Without official recognition, the fraternity is deprived of benefits including access to meeting space and the ability to advertise and recruit members on campus, the suit said.
Spokesman Steve Orlando said the university does not comment on pending litigation.
The advocates who filed the lawsuit, the Christian Legal Society and the Alliance Defense Fund, had sued the University of Georgia in December because the school wouldn't recognize a chapter of the fraternity because of the religious discrimination issue. The suit was settled two days later when the university changed its policy and allowed the fraternity to register.

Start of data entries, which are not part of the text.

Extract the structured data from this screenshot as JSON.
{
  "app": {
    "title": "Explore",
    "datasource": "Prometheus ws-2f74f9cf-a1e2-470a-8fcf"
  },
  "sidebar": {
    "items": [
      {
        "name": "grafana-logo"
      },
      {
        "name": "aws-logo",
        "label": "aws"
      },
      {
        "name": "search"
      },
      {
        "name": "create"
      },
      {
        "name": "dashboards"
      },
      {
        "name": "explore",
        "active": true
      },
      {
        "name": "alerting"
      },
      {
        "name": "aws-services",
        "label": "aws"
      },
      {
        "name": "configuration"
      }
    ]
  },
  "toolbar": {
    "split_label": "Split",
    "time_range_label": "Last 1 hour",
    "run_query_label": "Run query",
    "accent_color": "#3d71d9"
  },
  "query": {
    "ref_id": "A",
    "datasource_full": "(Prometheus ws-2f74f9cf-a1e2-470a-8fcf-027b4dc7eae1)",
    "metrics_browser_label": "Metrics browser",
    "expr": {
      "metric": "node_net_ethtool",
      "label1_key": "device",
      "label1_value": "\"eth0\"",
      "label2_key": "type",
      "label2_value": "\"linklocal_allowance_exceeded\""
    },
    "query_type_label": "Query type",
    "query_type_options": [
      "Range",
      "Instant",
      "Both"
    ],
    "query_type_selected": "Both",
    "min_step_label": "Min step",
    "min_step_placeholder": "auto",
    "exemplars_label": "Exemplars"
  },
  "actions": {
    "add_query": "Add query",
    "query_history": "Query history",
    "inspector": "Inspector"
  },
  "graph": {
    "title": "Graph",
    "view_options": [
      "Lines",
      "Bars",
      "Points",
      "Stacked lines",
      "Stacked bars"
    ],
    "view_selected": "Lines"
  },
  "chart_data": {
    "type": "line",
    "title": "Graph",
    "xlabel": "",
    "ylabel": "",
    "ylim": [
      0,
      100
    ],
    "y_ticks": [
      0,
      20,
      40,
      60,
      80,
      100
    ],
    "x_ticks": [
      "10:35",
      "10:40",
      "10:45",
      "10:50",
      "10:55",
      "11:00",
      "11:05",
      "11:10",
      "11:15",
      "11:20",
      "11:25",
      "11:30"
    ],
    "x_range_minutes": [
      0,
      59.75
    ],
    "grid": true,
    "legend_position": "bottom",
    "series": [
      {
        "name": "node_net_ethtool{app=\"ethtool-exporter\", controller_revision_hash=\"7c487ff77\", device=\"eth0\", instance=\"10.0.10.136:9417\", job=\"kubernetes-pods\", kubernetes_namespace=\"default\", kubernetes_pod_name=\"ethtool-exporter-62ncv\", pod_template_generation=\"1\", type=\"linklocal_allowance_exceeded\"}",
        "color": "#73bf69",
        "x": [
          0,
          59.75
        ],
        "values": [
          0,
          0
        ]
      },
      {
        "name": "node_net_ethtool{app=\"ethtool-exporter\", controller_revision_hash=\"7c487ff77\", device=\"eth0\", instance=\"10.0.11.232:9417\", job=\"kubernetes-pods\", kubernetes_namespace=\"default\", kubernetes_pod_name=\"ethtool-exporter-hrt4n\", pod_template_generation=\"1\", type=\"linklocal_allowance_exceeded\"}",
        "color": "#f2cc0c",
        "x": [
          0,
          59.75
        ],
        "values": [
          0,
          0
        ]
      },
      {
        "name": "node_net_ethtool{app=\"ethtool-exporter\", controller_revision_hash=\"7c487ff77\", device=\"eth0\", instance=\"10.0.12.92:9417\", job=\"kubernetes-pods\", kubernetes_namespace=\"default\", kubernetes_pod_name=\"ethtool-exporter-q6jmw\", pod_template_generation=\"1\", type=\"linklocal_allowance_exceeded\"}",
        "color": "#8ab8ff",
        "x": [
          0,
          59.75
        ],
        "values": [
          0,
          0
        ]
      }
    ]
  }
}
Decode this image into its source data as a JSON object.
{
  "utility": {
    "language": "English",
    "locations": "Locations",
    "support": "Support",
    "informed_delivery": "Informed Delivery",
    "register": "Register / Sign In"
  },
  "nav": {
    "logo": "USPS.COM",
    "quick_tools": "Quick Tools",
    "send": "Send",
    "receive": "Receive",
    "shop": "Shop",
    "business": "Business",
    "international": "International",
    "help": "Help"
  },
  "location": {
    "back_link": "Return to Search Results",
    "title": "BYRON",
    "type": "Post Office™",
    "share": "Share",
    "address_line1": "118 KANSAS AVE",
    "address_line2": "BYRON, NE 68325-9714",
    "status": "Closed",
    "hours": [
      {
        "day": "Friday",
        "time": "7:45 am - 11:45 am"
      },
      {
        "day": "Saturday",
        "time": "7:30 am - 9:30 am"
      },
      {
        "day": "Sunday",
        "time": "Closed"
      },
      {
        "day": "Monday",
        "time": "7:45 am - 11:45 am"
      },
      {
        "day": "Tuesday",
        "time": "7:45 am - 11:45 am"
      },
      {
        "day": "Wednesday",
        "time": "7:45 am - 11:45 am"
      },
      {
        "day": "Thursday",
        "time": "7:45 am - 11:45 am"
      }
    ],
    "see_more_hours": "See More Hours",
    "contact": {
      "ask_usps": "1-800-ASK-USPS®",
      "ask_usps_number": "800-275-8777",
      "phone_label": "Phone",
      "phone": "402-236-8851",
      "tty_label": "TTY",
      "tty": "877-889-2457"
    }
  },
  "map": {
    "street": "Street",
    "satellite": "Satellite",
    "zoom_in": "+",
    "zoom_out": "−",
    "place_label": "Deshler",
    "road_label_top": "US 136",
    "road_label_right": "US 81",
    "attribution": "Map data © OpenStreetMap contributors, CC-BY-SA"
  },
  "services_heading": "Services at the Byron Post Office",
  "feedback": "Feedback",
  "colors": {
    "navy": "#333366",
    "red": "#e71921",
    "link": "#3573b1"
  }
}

Meat plant may reopen, supply Muslims
TAMA, Iowa — A closed meatpacking plant may soon be reopened as a supplier of meat to Muslim countries.
Investors from the Mideast nation Qatar are negotiating to buy the Iowa Quality Beef Supply Cooperative meatpacking plant in Tama, plant executives say.
The investors group wants the plant because it is already equipped to process cattle in a way that meets Muslim dietary requirements or halal.
Like Jews who keep kosher, devout Muslims cannot eat pork and can only eat meat killed in ritual slaughter. Foods processed with alcohol or with non-halal animal products such as lard can also be haram, or forbidden.
The United States exported nearly $80 million in beef to the Mideast in 2003, according to government statistics. Co-op members say there's strong demand for high quality beef in Islamic countries.